Leadership on the inside anticipated that the state would act in this manner, and by not allowing themselves to be provoked they have further cemented their resolve and inspired family members and supporters. Supporters have called for an emergency meeting with CDC while continuing outreach to organized labor including the Asian Pacific American Labor Alliance which recently issued a resolution to support the strike. (At the same time, the prison guard’s California Correctional Peace Officers Association (CCPOA) has convinced Governor Brown and his larger political ambitions to propose $400million to further privatize the prison industry with Geo Corporation, previously incarnated as Wackenhut, with union guards.)

Strike supporters are continuing to put pressure on California politicians, demanding action from the state public safety committees. This tactic become more urgent as the Governor remains silent and the CDC refuses to negotiate. Democrats sit in leadership positions on these committees, including Lonnie Hancock in the State Senate and Tom Ammiano in the State Assembly. The question becomes, “Who runs the State?” Can the legislature hold its agencies accountable? At the same time appeals at the national level to Samantha Power, U.S. Permanent Representative to the United Nations—hailed a “long-time champion of human rights and dignity” by President Barack Obama—opens up a possible new pressure point at the federal level.

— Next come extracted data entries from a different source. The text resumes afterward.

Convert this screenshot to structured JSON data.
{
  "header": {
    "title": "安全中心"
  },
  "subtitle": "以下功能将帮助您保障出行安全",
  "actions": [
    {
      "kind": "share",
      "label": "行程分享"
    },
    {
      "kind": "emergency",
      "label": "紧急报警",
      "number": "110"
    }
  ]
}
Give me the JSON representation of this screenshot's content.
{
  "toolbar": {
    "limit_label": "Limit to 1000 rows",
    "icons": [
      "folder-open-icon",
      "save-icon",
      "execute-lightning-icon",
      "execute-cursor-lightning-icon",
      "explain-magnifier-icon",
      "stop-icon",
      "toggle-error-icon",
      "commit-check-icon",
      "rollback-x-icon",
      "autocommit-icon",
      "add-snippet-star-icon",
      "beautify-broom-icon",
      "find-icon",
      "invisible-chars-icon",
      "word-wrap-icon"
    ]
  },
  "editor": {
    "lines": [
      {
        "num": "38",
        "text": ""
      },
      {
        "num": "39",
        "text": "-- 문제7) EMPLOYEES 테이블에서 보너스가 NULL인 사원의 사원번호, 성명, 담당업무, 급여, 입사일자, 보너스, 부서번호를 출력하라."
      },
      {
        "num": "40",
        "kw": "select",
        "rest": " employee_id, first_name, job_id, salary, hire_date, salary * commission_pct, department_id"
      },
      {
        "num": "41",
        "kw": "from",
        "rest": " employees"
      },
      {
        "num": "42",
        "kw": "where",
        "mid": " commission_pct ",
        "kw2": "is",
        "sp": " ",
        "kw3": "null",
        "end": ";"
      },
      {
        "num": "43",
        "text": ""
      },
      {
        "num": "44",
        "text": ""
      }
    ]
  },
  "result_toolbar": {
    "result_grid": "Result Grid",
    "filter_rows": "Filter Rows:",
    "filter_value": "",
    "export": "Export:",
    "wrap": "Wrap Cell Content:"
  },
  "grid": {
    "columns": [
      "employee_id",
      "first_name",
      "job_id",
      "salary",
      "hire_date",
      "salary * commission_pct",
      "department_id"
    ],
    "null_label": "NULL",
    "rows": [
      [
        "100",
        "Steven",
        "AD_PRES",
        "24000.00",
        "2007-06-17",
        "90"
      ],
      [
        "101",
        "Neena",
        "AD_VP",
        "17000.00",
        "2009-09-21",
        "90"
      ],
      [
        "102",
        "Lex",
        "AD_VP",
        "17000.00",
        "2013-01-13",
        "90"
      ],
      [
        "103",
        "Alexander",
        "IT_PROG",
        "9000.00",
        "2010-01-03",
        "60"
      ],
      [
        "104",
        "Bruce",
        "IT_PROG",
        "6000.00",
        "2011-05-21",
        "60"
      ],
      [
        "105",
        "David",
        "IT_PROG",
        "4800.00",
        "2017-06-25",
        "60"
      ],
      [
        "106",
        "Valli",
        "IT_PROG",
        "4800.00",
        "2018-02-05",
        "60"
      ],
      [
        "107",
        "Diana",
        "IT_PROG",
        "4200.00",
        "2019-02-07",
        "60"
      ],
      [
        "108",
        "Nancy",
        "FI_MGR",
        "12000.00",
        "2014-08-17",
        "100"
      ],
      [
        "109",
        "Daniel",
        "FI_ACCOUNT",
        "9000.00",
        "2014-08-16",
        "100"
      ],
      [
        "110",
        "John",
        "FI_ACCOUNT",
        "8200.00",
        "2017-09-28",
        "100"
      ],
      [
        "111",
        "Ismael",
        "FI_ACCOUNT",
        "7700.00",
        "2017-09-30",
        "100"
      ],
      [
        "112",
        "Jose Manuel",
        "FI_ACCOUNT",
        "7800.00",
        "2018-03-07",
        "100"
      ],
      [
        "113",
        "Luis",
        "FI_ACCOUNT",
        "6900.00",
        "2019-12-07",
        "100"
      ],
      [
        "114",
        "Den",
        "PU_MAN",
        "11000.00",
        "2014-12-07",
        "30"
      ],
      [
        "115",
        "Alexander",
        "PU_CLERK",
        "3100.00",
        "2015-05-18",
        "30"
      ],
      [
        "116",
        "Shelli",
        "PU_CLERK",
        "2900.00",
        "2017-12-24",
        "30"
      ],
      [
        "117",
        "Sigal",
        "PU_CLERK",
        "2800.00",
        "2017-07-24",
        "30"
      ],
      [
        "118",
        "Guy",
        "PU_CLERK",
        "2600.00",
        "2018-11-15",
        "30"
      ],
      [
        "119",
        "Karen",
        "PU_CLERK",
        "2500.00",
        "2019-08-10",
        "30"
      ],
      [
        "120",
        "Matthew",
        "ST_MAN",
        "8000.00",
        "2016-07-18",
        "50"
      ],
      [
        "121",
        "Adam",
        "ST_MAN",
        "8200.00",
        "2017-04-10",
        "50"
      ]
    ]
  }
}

PHSS continues to coalesce event after event, from art shows to marches to vigils outside prisons including San Quentin on August 8, 2013. It is supporting active outreach to family members at prisons during visiting hours by tabling outside. The coalition has prioritized outreach to religious clergy and leaders and mental health professionals through its “Religious Call for a Just and Humane End to the Hunger Strike in California Prisons” and “Mental Health Organizations and Professionals Statement 2013-06-26”. The latter letter by Mental Health Practitioners in Solidarity contradicts Beard states, “Society depends on mental health professionals to recognize mental torture and speak to the impacts of solitary confinement on prisoners and their loved ones. The psychological deterioration caused by long-term solitary confinement is profoundly negative and long-lasting, even for people who are otherwise mentally resilient.”

Virtually, the PHSS Emergency Response Network sends email alerts to over 2,000 people on its list urging action, most recently to the medical receiver who is falling in with the political repression of these peaceful protesters. Together with supporters the prisoners are strong. One of the attorneys for the prisoners recently stated after a visit, “Although some prisoners have lost around 30 pounds and are getting significantly weaker, they are still very sharp intellectually and are still deeply united in their struggle for a life with dignity. They are very much committed to their demands and are waiting for Governor Brown to send someone to Pelican Bay to negotiate about those demands.” Rather than approving force-feeding directives, the state refuses to understand one simple point: this suffering is avoidable by its own action.